At Virginia Commonwealth University in Richmond, Va., the School of Mass Communications now requires all journalism students — whether they are interested in print, broadcast or online — to take the following classes:
• Introductory print reporting
• Introductory broadcast reporting (which includes a Web writing module)
• Radio production (a five-week course emphasizing audio gathering and editing skills)
• TV production (a five-week course emphasizing video gathering and editing skills)
Students then go on to specialize in print or broadcast journalism by taking a series of advanced skills or theory classes. This semester, for the first time, the school is offering a five-week online journalism lab, which will teach students the fundamentals of reporting and writing for the Web.
If it’s successful, that may become a required course as well.
VCU’s goal is to get all of its journalism students thinking about the way stories are told differently on each media platform and to provide some basic audio, video and online production skills to facilitate more understanding of the strengths of each medium.

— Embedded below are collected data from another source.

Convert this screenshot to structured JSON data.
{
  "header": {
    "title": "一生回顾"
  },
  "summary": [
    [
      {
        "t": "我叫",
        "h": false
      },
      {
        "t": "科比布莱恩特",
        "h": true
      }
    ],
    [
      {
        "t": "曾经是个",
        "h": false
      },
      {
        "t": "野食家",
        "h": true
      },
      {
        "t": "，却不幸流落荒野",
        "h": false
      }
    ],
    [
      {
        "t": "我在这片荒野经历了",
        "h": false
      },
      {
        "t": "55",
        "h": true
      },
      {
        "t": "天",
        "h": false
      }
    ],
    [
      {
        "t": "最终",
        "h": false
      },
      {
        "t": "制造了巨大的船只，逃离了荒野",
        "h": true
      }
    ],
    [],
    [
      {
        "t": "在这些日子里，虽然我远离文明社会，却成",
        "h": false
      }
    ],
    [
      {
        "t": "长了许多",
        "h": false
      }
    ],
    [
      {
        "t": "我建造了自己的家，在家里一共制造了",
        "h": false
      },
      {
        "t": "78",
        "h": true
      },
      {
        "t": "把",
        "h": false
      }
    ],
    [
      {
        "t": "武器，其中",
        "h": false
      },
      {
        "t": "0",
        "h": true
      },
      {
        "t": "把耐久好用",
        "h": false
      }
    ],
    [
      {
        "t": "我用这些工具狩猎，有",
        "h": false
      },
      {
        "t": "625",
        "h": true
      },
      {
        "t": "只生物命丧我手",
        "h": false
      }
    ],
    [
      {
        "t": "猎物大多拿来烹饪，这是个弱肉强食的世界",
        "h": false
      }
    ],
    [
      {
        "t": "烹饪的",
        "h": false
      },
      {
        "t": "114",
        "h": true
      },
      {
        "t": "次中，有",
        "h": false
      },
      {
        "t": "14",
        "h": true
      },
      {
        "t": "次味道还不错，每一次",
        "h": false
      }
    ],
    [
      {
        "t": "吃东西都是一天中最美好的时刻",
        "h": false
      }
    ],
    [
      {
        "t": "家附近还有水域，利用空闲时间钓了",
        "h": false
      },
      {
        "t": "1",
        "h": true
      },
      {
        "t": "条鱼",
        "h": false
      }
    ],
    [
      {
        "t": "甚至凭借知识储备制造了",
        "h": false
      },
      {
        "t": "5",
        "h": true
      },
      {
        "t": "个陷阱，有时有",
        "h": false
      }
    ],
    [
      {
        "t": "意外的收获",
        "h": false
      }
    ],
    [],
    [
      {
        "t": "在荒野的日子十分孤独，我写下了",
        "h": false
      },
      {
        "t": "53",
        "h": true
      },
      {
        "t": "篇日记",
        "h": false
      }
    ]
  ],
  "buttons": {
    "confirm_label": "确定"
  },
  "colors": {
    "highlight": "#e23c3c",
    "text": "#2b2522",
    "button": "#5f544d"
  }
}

Students at both KU and VCU are now graduating with resumes that include work in print, broadcast and online — they have more options for employment and a greater understanding of how to inform an already converged news audience.
Convergence for professionals
There are also training options for practicing journalists. For example, the SPJ/Bloomberg Journalism Training Program is offering a convergence module that helps journalists define convergence and to understand what it takes to produce a multimedia story.
Finburg says the Poynter Institute is now talking seriously about creating a program that would spend time teaching practicing journalists what media is, how media is marketed and how media is consumed — from both a business and sociological framework. It would be a kind of survey course of the real world when it comes to media.
“I think we should be training people to have respect for and understand other (media) platforms. You need media literacy; you don’t have to have fluency,” Finburg said.
No matter what, Gordon says, journalists need to be keeping tabs on what’s happening in our profession.
“I think in the next 10 years the changes will be as radical as the first 10 of the Internet, and I think it will play out in several different respects,” he said. “We originally created this bottomless maw of space that needed to be filled with content. That content was originally filled with text. Now, imagine if that happens with video. As it becomes more possible for people to consume video on demand, we will create another bottomless maw that needs to be filled.”
Musser believes that there will be less of a distinction between media as we migrate into one digital medium. But those journalists prepared to work with text, sound and video will be able to move more comfortably in a multimedia future.
Deb Halpern Wenger is a 17-year broadcast news veteran who is now the associate professor for Media Convergence and New Media at Virginia Commonwealth University in Richmond, VA. She is co-author of the convergence module for the SPJ/Bloomberg Journalism Training Program and current chairperson of SPJ’s Professional Development Committee. She has also conducted several convergence training workshops for Media General, Inc.